You were among the first experts to point out that the Legal Services Act might help to compensate the impact of the legal aid cut back in the UK. Has your outlook proven to be realistic?

 

Very much so! Look at the newly founded venture of Co-op Legal Services. Co-op, a retail grocery company, over the decades having gradually integrated other services like banking and insurance, has recently stepped into the market for legal services. Last year, Co-op Legal Services announced plans to employ 3000 legal consultants within the next five years. They offer legal services, among others, in the fields of family law, estate law, or labor law for individuals. Co-op Legal Services charges fixed fees and aims to allow access to legal advice to all of their clients, many of them people who otherwise could not afford to hire a lawyer. As a consequence the market for legal services as a whole could grow. But then Co-op Legal Services being successfully established could also mean going out of business for numerous small law firms.
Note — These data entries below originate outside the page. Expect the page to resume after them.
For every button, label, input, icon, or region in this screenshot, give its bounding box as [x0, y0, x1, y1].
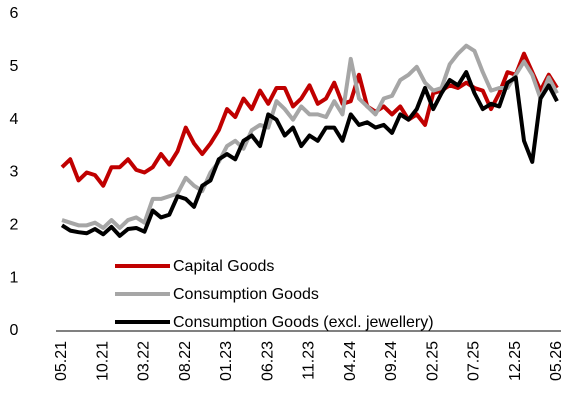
- legend-label: Consumption Goods: [173, 286, 319, 303]
- y-tick-label: 5: [10, 58, 19, 75]
- x-tick-label: 01.23: [218, 341, 235, 381]
- y-tick-label: 6: [10, 5, 19, 22]
- legend-label: Consumption Goods (excl. jewellery): [173, 314, 434, 331]
- y-tick-label: 1: [10, 269, 19, 286]
- y-tick-label: 3: [10, 164, 19, 181]
- x-tick-label: 09.24: [383, 341, 400, 381]
- series-line: [61, 43, 559, 230]
- x-tick-label: 05.21: [53, 341, 70, 381]
- y-tick-label: 2: [10, 217, 19, 234]
- x-tick-label: 02.25: [424, 341, 441, 381]
- x-tick-label: 06.23: [259, 341, 276, 381]
- x-tick-label: 05.26: [548, 341, 565, 381]
- series-line: [60, 70, 559, 238]
- x-tick-label: 04.24: [342, 341, 359, 381]
- x-tick-label: 12.25: [507, 341, 524, 381]
- y-tick-label: 4: [10, 111, 19, 128]
- y-tick-label: 0: [10, 322, 19, 339]
- legend-label: Capital Goods: [173, 258, 274, 275]
- x-tick-label: 03.22: [136, 341, 153, 381]
- x-tick-label: 11.23: [301, 341, 318, 380]
- x-tick-label: 10.21: [94, 341, 111, 381]
- x-tick-label: 07.25: [466, 341, 483, 381]
- x-tick-label: 08.22: [177, 341, 194, 381]
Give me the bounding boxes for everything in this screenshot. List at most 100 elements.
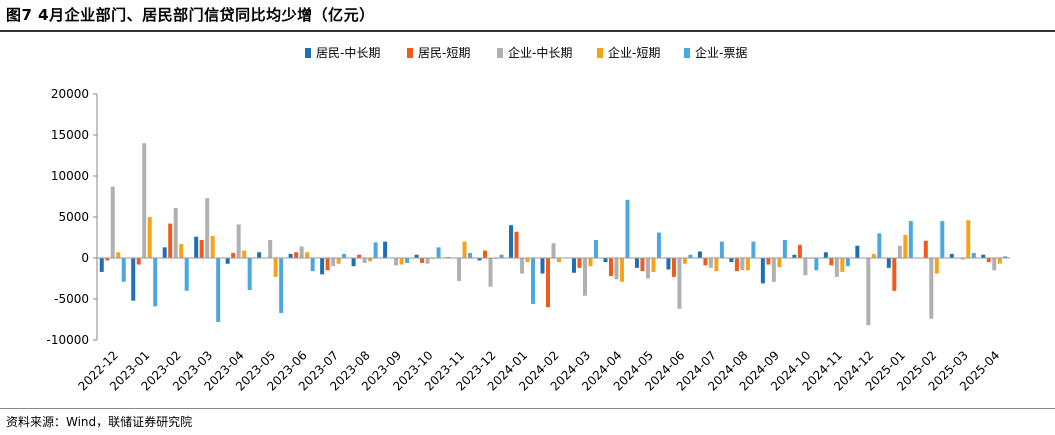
bar [216, 258, 221, 322]
bar [142, 143, 147, 258]
bar [719, 241, 724, 258]
bar [105, 258, 110, 261]
bar [1003, 256, 1008, 258]
bar [257, 252, 262, 258]
bar [734, 258, 739, 272]
bar [514, 231, 519, 258]
bar [666, 258, 671, 270]
y-tick-label: -5000 [54, 292, 89, 306]
y-axis: 20000 15000 10000 5000 0 -5000 -10000 [46, 87, 98, 347]
bar [792, 254, 797, 258]
bar [897, 245, 902, 258]
bar [373, 242, 378, 258]
y-tick-label: 5000 [58, 210, 89, 224]
bar [729, 258, 734, 263]
legend-swatch [407, 48, 413, 58]
footer-divider [0, 408, 1055, 409]
bar [614, 258, 619, 280]
legend-label: 企业-票据 [695, 45, 747, 60]
y-tick-label: 20000 [51, 87, 89, 101]
bar [147, 217, 152, 258]
bar [886, 258, 891, 268]
bar [603, 258, 608, 263]
bar [960, 258, 965, 260]
legend-swatch [684, 48, 690, 58]
bar [923, 240, 928, 258]
chart-title: 图7 4月企业部门、居民部门信贷同比均少增（亿元） [6, 6, 375, 24]
bar [829, 258, 834, 266]
bar [368, 258, 373, 262]
bar [651, 258, 656, 272]
bar [268, 239, 273, 258]
bar [425, 258, 430, 264]
bar [110, 186, 115, 258]
bar [814, 258, 819, 271]
bar [557, 258, 561, 263]
bar [173, 207, 178, 258]
bar [703, 258, 708, 266]
bar [310, 258, 315, 272]
bar [877, 233, 882, 258]
bar [414, 254, 419, 258]
bar [777, 258, 782, 268]
bar [608, 258, 613, 277]
y-tick-label: 0 [81, 251, 89, 265]
bar [436, 247, 441, 258]
bar [210, 235, 215, 258]
bar [645, 258, 650, 279]
bar [551, 243, 556, 258]
legend-swatch [497, 48, 503, 58]
bar [525, 258, 530, 263]
bar [153, 258, 158, 307]
bar [971, 253, 976, 258]
bar [656, 232, 661, 258]
bar [305, 252, 310, 258]
bar [771, 258, 776, 282]
bar [871, 253, 876, 258]
bar [803, 258, 808, 276]
bar [168, 223, 173, 258]
bar [855, 245, 860, 258]
legend-label: 企业-短期 [608, 45, 660, 60]
bar [357, 254, 362, 258]
bar [247, 258, 252, 290]
bar [194, 236, 199, 258]
bar [949, 253, 954, 258]
bar [320, 258, 325, 275]
bar [997, 258, 1002, 264]
bar [992, 258, 997, 271]
bar [740, 258, 745, 271]
bar [279, 258, 284, 313]
bar [582, 258, 587, 296]
bar [840, 258, 845, 272]
bar [394, 258, 399, 266]
bar [483, 250, 488, 258]
bar [966, 220, 971, 258]
bar [697, 251, 702, 258]
bar [766, 258, 771, 265]
y-tick-label: -10000 [46, 333, 89, 347]
bar [619, 258, 624, 282]
bar [242, 250, 247, 258]
bar [866, 258, 871, 326]
bar [981, 254, 986, 258]
bar [99, 258, 104, 272]
bar [934, 258, 939, 274]
bar [540, 258, 545, 274]
bar [823, 252, 828, 258]
bar [162, 247, 167, 258]
bar [121, 258, 126, 282]
bar [797, 244, 802, 258]
bar [546, 258, 550, 308]
bar [116, 252, 121, 258]
bar [457, 258, 462, 281]
bar [677, 258, 682, 309]
bar [288, 253, 293, 258]
bar [136, 258, 141, 265]
legend-swatch [305, 48, 311, 58]
bar [336, 258, 341, 264]
chart-bars [99, 143, 1008, 326]
bar [908, 221, 913, 258]
bar [205, 198, 210, 258]
bar [834, 258, 839, 277]
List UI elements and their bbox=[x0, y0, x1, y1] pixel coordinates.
The market segment for legal services to individuals would almost certainly experience consolidations.

 

John Flood is a McCann FitzGerald Professor of International Law and Business at Sutherland School of Law, University College Dublin. He studied law and socio-legal studies at the London School of Economics, Warwick, and Yale Law School, then took his PhD in sociology at Northwestern University in Chicago. John was or is a visiting professor at the University College London Faculty of Laws, at the University of Miami School of Law, and at the University of Bremen. John is a renowned scholar on topics of the legal profession and the globalization of law. In 2012 he was awarded a Leverhulme Research Fellowship for two years to study the new legal services market in the global context. John is strongly engaged in the Miami Law School’s program called LawWithoutWalls, a venture involving 18 law and business schools around the globe. He was interviewed by Leo Staub.